- O texto aborda o aumento da misoginia global e a influência de figuras proeminentes na internet, com foco na popularidade de alguns influenciadores no Reino Unido e nos Estados Unidos e o que há por trás deles.
- Destaque é a violência e assédio online contra mulheres em cargos públicos, jornalistas e ativistas, que podem levá-las a se retirar de espaços digitais e, em geral, representar um risco à democracia.
- Na África, surge uma própria manosfera, com ativistas pedindo ação rápida contra violência digital; leis existing de cibercrime são usadas em alguns casos, mas há necessidade de legislação específica para violência de gênero.
- No Sudão, o conflito entra no quarto ano; a ONU e países como o Reino Unido pressionam por fim ao derramamento de sangue, apesar de a esperança para um cessar-fogo e um caminho diplomático permanecer frágil.
- O texto ressalta a importância de respostas fortes de governos, empresas de tecnologia e pesquisadores para enfrentar a violência digital guiada por visões misóginas.
A conversa sobre misoginia deixa de ocorrer apenas nos Estados Unidos e no Reino Unido. Um documentário recente sobre a chamada manosphère mostra que o problema é global, com abusos, ameaças e sexualização de mulheres sendo alimentados na internet profunda.
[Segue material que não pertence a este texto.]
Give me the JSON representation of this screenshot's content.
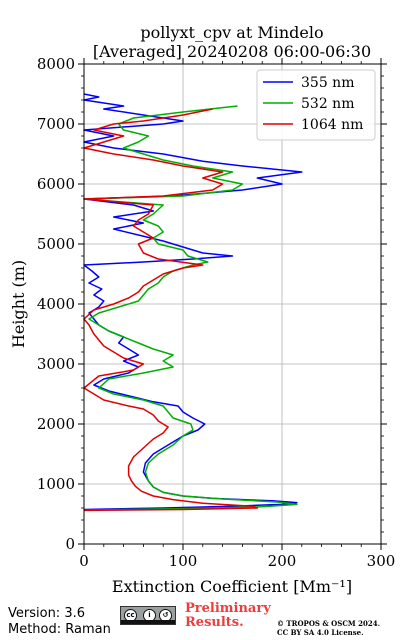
{
  "chart_data": {
    "type": "line",
    "title_line1": "pollyxt_cpv at Mindelo",
    "title_line2": "[Averaged] 20240208 06:00-06:30",
    "xlabel": "Extinction Coefficient [Mm⁻¹]",
    "ylabel": "Height (m)",
    "xlim": [
      0,
      300
    ],
    "ylim": [
      0,
      8000
    ],
    "xticks": [
      0,
      100,
      200,
      300
    ],
    "yticks": [
      0,
      1000,
      2000,
      3000,
      4000,
      5000,
      6000,
      7000,
      8000
    ],
    "grid": true,
    "legend_position": "top-right",
    "series": [
      {
        "name": "355 nm",
        "color": "#0000ff",
        "points": [
          [
            0,
            575
          ],
          [
            80,
            600
          ],
          [
            150,
            630
          ],
          [
            200,
            660
          ],
          [
            215,
            690
          ],
          [
            190,
            720
          ],
          [
            130,
            760
          ],
          [
            100,
            800
          ],
          [
            80,
            860
          ],
          [
            70,
            950
          ],
          [
            65,
            1050
          ],
          [
            60,
            1200
          ],
          [
            62,
            1350
          ],
          [
            70,
            1500
          ],
          [
            85,
            1650
          ],
          [
            100,
            1800
          ],
          [
            115,
            1900
          ],
          [
            122,
            2000
          ],
          [
            110,
            2100
          ],
          [
            100,
            2200
          ],
          [
            95,
            2300
          ],
          [
            70,
            2370
          ],
          [
            50,
            2450
          ],
          [
            25,
            2550
          ],
          [
            10,
            2650
          ],
          [
            20,
            2750
          ],
          [
            45,
            2850
          ],
          [
            55,
            2950
          ],
          [
            40,
            3050
          ],
          [
            55,
            3150
          ],
          [
            45,
            3250
          ],
          [
            35,
            3350
          ],
          [
            40,
            3450
          ],
          [
            25,
            3550
          ],
          [
            15,
            3650
          ],
          [
            10,
            3750
          ],
          [
            5,
            3850
          ],
          [
            15,
            3950
          ],
          [
            20,
            4050
          ],
          [
            10,
            4150
          ],
          [
            18,
            4250
          ],
          [
            5,
            4350
          ],
          [
            15,
            4450
          ],
          [
            8,
            4550
          ],
          [
            0,
            4650
          ],
          [
            60,
            4700
          ],
          [
            110,
            4750
          ],
          [
            150,
            4800
          ],
          [
            120,
            4850
          ],
          [
            100,
            4950
          ],
          [
            80,
            5050
          ],
          [
            55,
            5150
          ],
          [
            30,
            5250
          ],
          [
            60,
            5350
          ],
          [
            30,
            5450
          ],
          [
            70,
            5550
          ],
          [
            50,
            5650
          ],
          [
            0,
            5750
          ],
          [
            90,
            5800
          ],
          [
            160,
            5900
          ],
          [
            200,
            6000
          ],
          [
            175,
            6100
          ],
          [
            220,
            6200
          ],
          [
            160,
            6300
          ],
          [
            120,
            6380
          ],
          [
            80,
            6500
          ],
          [
            30,
            6600
          ],
          [
            0,
            6700
          ],
          [
            30,
            6800
          ],
          [
            0,
            6900
          ],
          [
            80,
            7000
          ],
          [
            100,
            7050
          ],
          [
            60,
            7150
          ],
          [
            20,
            7250
          ],
          [
            40,
            7300
          ],
          [
            0,
            7400
          ],
          [
            15,
            7450
          ],
          [
            0,
            7500
          ]
        ]
      },
      {
        "name": "532 nm",
        "color": "#00b000",
        "points": [
          [
            0,
            565
          ],
          [
            100,
            590
          ],
          [
            180,
            620
          ],
          [
            215,
            660
          ],
          [
            195,
            700
          ],
          [
            140,
            750
          ],
          [
            100,
            800
          ],
          [
            80,
            860
          ],
          [
            70,
            950
          ],
          [
            65,
            1050
          ],
          [
            62,
            1200
          ],
          [
            65,
            1350
          ],
          [
            75,
            1500
          ],
          [
            90,
            1650
          ],
          [
            100,
            1800
          ],
          [
            110,
            1900
          ],
          [
            108,
            2000
          ],
          [
            90,
            2100
          ],
          [
            85,
            2200
          ],
          [
            80,
            2300
          ],
          [
            60,
            2400
          ],
          [
            30,
            2500
          ],
          [
            15,
            2600
          ],
          [
            25,
            2750
          ],
          [
            60,
            2850
          ],
          [
            90,
            2950
          ],
          [
            80,
            3050
          ],
          [
            90,
            3150
          ],
          [
            70,
            3250
          ],
          [
            55,
            3350
          ],
          [
            40,
            3450
          ],
          [
            25,
            3550
          ],
          [
            15,
            3650
          ],
          [
            5,
            3750
          ],
          [
            15,
            3850
          ],
          [
            35,
            3950
          ],
          [
            55,
            4050
          ],
          [
            60,
            4150
          ],
          [
            65,
            4250
          ],
          [
            75,
            4350
          ],
          [
            80,
            4450
          ],
          [
            90,
            4550
          ],
          [
            110,
            4650
          ],
          [
            125,
            4700
          ],
          [
            105,
            4800
          ],
          [
            100,
            4900
          ],
          [
            75,
            5000
          ],
          [
            70,
            5100
          ],
          [
            80,
            5200
          ],
          [
            75,
            5300
          ],
          [
            60,
            5400
          ],
          [
            70,
            5500
          ],
          [
            80,
            5650
          ],
          [
            0,
            5750
          ],
          [
            100,
            5800
          ],
          [
            150,
            5900
          ],
          [
            160,
            6000
          ],
          [
            130,
            6100
          ],
          [
            150,
            6200
          ],
          [
            110,
            6300
          ],
          [
            80,
            6400
          ],
          [
            60,
            6500
          ],
          [
            40,
            6600
          ],
          [
            55,
            6700
          ],
          [
            65,
            6800
          ],
          [
            40,
            6900
          ],
          [
            35,
            7000
          ],
          [
            50,
            7100
          ],
          [
            100,
            7200
          ],
          [
            155,
            7300
          ]
        ]
      },
      {
        "name": "1064 nm",
        "color": "#e00000",
        "points": [
          [
            0,
            560
          ],
          [
            100,
            575
          ],
          [
            175,
            600
          ],
          [
            170,
            630
          ],
          [
            120,
            680
          ],
          [
            90,
            740
          ],
          [
            70,
            800
          ],
          [
            58,
            880
          ],
          [
            52,
            960
          ],
          [
            48,
            1050
          ],
          [
            45,
            1150
          ],
          [
            45,
            1300
          ],
          [
            50,
            1450
          ],
          [
            60,
            1600
          ],
          [
            70,
            1750
          ],
          [
            80,
            1850
          ],
          [
            85,
            1950
          ],
          [
            75,
            2050
          ],
          [
            70,
            2150
          ],
          [
            60,
            2250
          ],
          [
            45,
            2300
          ],
          [
            20,
            2400
          ],
          [
            10,
            2500
          ],
          [
            0,
            2600
          ],
          [
            15,
            2800
          ],
          [
            50,
            2900
          ],
          [
            60,
            3000
          ],
          [
            40,
            3100
          ],
          [
            30,
            3200
          ],
          [
            20,
            3300
          ],
          [
            15,
            3400
          ],
          [
            10,
            3500
          ],
          [
            5,
            3650
          ],
          [
            0,
            3750
          ],
          [
            10,
            3900
          ],
          [
            30,
            4000
          ],
          [
            45,
            4100
          ],
          [
            55,
            4200
          ],
          [
            60,
            4300
          ],
          [
            70,
            4400
          ],
          [
            80,
            4500
          ],
          [
            100,
            4600
          ],
          [
            120,
            4650
          ],
          [
            75,
            4750
          ],
          [
            60,
            4850
          ],
          [
            55,
            5000
          ],
          [
            70,
            5100
          ],
          [
            60,
            5200
          ],
          [
            50,
            5300
          ],
          [
            55,
            5400
          ],
          [
            65,
            5500
          ],
          [
            70,
            5650
          ],
          [
            0,
            5750
          ],
          [
            80,
            5800
          ],
          [
            130,
            5900
          ],
          [
            140,
            6000
          ],
          [
            120,
            6100
          ],
          [
            140,
            6200
          ],
          [
            100,
            6300
          ],
          [
            70,
            6400
          ],
          [
            30,
            6500
          ],
          [
            0,
            6600
          ],
          [
            20,
            6700
          ],
          [
            40,
            6800
          ],
          [
            10,
            6900
          ],
          [
            30,
            7000
          ],
          [
            60,
            7050
          ],
          [
            100,
            7150
          ],
          [
            130,
            7250
          ]
        ]
      }
    ]
  },
  "footer": {
    "version": "Version: 3.6",
    "method": "Method: Raman",
    "preliminary_line1": "Preliminary",
    "preliminary_line2": "Results.",
    "copyright_line1": "© TROPOS & OSCM 2024.",
    "copyright_line2": "CC BY SA 4.0 License."
  }
}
A resistência social depende de debates públicos e de ações coordenadas para evitar que esse discurso invisibilize democracias.
Especialistas alertam que o ataque a mulheres em funções públicas — políticas, jornalistas e ativistas — vai além do dano individual, impactando a participação política e a pluralidade de vozes. No entanto, a violência digital também chega a ativistas feministas na Etiópia, onde campanhas de assédio e ameaças de morte já levaram algumas a deixar o país. A situação revela uma dimensão de risco que ultrapassa fronteiras.
Ativistas africanos destacam a necessidade de leis específicas para crimes digitais com foco de gênero, apontando que, em muitos países, as normas existentes não acompanham a evolução das ameaças. O tema exige resposta de legisladores, empresas de tecnologia e pesquisadores, que já trabalham em ações de enfrentamento, embora de forma pouco visível.
Panorama internacional
Na África, uma cena de crescente manosfera digital ganha espaço, enquanto grupos defendem medidas urgentes para coibir abusos contra mulheres online. Em muitos locais, a aplicação de leis de crimes cibernéticos é restrita, exigindo mudanças legais para proteger denunciantes e vítimas.
Conflito no Sudão
O conflito no Sudão entra no quarto ano com alto custo humanitário. A ONU descreve a crise como de violência contínua e sem perspectiva de cessar-fogo. Países estrangeiros pedem um fim imediato das hostilidades e buscam caminhos diplomáticos para facilitar a entrega de ajuda humanitária.
Reparações pela escravização
A comunidade internacional avalia um voto-chave sobre reparações ligadas ao tráfico de escravos. O tema divide opiniões, mas cresce a expectativa de que medidas reparatórias possam reconhecer danos históricos e oferecer compensações a comunidades afetadas.
Agenda de hoje
Entre os principais temas, permanece o debate sobre políticas para reduzir a violência digital contra mulheres e defender a participação feminina na vida pública. A cobertura destaca também a urgência de soluções diplomáticas para o Sudão e de ações concretas sobre reparações históricas.